サンベルナール峠(読み)サンベルナールとうげ(英語表記)Saint-Bernard

ブリタニカ国際大百科事典 小項目事典 「サンベルナール峠」の意味・わかりやすい解説

サンベルナール峠
サンベルナールとうげ
Saint-Bernard

イタリア語ではサンベルナルド San Bernardo。イタリア=スイス国境の大サンベルナール,イタリア=フランス国境の小サンベルナールの2つがあり,ともに,アルプスを越えてイタリアと中部ヨーロッパを結ぶ,古代ローマ以来の重要な交通路上の峠である。
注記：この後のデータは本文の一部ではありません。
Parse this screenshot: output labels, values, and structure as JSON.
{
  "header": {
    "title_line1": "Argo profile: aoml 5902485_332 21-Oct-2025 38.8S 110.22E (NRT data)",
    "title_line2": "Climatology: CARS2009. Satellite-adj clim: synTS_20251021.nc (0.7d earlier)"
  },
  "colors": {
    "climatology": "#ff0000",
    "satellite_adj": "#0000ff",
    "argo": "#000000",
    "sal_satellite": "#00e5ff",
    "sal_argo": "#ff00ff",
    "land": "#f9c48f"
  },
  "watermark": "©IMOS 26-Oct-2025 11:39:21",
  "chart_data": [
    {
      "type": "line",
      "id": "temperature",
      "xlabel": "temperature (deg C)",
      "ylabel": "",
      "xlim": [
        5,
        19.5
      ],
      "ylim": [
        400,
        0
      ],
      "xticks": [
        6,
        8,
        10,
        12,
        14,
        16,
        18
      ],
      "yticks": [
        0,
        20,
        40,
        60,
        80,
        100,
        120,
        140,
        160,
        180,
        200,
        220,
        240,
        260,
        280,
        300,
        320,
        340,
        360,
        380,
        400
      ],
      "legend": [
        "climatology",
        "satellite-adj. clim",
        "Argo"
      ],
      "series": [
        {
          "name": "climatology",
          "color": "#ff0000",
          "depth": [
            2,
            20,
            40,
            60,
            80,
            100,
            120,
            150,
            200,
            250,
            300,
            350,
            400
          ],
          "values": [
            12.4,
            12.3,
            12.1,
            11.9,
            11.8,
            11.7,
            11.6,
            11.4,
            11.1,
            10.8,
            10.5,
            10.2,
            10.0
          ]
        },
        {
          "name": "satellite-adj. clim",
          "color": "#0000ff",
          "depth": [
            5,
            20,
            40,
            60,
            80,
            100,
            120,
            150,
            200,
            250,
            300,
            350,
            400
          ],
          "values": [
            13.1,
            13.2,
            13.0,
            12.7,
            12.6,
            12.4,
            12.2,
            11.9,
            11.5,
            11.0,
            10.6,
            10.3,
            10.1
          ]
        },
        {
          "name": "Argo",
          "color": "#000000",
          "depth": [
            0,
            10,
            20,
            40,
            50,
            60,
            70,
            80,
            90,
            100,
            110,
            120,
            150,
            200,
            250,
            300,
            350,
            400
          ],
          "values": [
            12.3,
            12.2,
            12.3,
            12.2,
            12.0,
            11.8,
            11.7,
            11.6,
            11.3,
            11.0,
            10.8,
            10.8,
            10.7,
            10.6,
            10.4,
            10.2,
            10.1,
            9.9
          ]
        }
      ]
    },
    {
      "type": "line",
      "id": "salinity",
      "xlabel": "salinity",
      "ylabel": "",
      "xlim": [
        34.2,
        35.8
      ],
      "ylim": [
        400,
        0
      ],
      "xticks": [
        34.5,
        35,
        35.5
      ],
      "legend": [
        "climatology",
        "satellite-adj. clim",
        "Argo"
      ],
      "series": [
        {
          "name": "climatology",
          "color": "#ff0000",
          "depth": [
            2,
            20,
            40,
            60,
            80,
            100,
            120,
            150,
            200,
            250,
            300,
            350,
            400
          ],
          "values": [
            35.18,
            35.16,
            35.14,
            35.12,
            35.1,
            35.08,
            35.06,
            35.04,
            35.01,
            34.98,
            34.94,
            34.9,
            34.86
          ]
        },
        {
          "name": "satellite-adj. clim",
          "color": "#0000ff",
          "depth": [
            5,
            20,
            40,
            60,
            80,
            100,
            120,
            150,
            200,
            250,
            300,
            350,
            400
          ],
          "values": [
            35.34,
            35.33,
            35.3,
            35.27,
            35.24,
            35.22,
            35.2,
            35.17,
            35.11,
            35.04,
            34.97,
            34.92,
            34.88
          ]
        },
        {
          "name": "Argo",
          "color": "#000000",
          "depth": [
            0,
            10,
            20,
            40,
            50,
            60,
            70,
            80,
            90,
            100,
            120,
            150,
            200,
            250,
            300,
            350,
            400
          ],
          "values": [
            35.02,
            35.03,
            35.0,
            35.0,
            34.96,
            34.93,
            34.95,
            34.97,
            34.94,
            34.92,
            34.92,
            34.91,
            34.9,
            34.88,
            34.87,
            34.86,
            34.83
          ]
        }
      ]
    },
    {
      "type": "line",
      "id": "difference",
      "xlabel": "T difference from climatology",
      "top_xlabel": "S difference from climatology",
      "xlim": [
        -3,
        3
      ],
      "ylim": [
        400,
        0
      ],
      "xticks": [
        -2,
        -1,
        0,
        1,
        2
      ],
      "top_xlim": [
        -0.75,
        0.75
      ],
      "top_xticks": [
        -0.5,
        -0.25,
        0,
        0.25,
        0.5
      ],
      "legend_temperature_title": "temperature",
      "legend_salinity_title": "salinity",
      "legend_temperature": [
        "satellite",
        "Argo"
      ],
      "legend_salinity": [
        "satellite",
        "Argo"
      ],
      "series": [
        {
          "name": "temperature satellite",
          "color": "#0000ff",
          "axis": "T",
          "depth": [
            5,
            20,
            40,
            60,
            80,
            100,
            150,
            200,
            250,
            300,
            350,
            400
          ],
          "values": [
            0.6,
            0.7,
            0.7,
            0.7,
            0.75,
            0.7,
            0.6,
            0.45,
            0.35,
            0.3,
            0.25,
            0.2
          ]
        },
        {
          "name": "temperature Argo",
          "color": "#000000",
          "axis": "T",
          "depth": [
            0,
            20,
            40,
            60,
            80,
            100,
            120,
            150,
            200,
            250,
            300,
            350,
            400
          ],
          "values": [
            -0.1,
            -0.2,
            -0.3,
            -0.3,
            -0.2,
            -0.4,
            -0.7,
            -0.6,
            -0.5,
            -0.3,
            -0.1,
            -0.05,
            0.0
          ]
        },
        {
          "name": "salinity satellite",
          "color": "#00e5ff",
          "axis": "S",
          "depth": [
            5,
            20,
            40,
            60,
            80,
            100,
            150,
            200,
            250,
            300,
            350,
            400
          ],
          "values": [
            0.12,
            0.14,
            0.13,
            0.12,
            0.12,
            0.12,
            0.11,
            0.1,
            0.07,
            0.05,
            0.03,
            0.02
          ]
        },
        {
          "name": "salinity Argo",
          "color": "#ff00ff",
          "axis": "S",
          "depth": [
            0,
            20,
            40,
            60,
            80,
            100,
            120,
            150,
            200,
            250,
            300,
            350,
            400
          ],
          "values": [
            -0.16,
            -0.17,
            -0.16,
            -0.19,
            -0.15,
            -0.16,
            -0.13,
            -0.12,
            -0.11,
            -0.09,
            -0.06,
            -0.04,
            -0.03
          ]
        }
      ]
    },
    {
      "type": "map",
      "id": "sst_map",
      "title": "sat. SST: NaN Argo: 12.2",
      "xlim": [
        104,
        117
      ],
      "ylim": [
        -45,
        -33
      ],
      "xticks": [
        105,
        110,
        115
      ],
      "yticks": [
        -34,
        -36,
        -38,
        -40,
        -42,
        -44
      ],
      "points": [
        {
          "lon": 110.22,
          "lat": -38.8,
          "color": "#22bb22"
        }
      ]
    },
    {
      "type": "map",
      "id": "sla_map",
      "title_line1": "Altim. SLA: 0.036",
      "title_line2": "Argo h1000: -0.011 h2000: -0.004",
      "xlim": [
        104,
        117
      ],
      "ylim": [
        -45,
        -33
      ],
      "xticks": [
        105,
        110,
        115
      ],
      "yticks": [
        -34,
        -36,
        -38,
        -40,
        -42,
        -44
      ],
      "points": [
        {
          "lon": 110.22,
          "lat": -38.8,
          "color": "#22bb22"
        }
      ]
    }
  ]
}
大サンベルナール (グランサンベルナール) Grand-Saint-Bernardは,イタリア北西端バレダオスタ州の州都アオスタと,その北方,スイス南西部バレー州ローヌ河谷のマルティニを結ぶ峠。モンブランの東方にあり,国境の峠としては世界有数の高さで,標高 2469m。峠近くにある石造のアウグスチノ会修道院と宿坊は,マントンの聖ベルナールが 10世紀に再建したもので,以来,旅人の救いの宿となってきた。現在セントバーナードという英語名で知られる種類のイヌが,この宿坊付近の雪原を舞台に多くの旅人の難を救ったことは有名。 1800年5月,ナポレオン1世は4万の軍を率い,乗馬道のこの峠を越えてイタリアに入った。現在は大サンベルナール本道トンネル (1964開通,全長 5855m) により冬季も自動車の通行が可能。小サンベルナール (プティサンベルナール) Petit-Saint-Bernardは,アオスタから西方のクルマユールを経て,フランス東部サボア県のブールサンモリスにいたる峠で,モンブランの南方,正確にはフランス領内にあり,標高 2188m。前 218年,カルタゴ軍を率いたハンニバルはこの峠を越えてローマに入ったといわれ,古くからアルプス越えの主要路の一つ。ヘラクレスが通ったなどの伝説もある。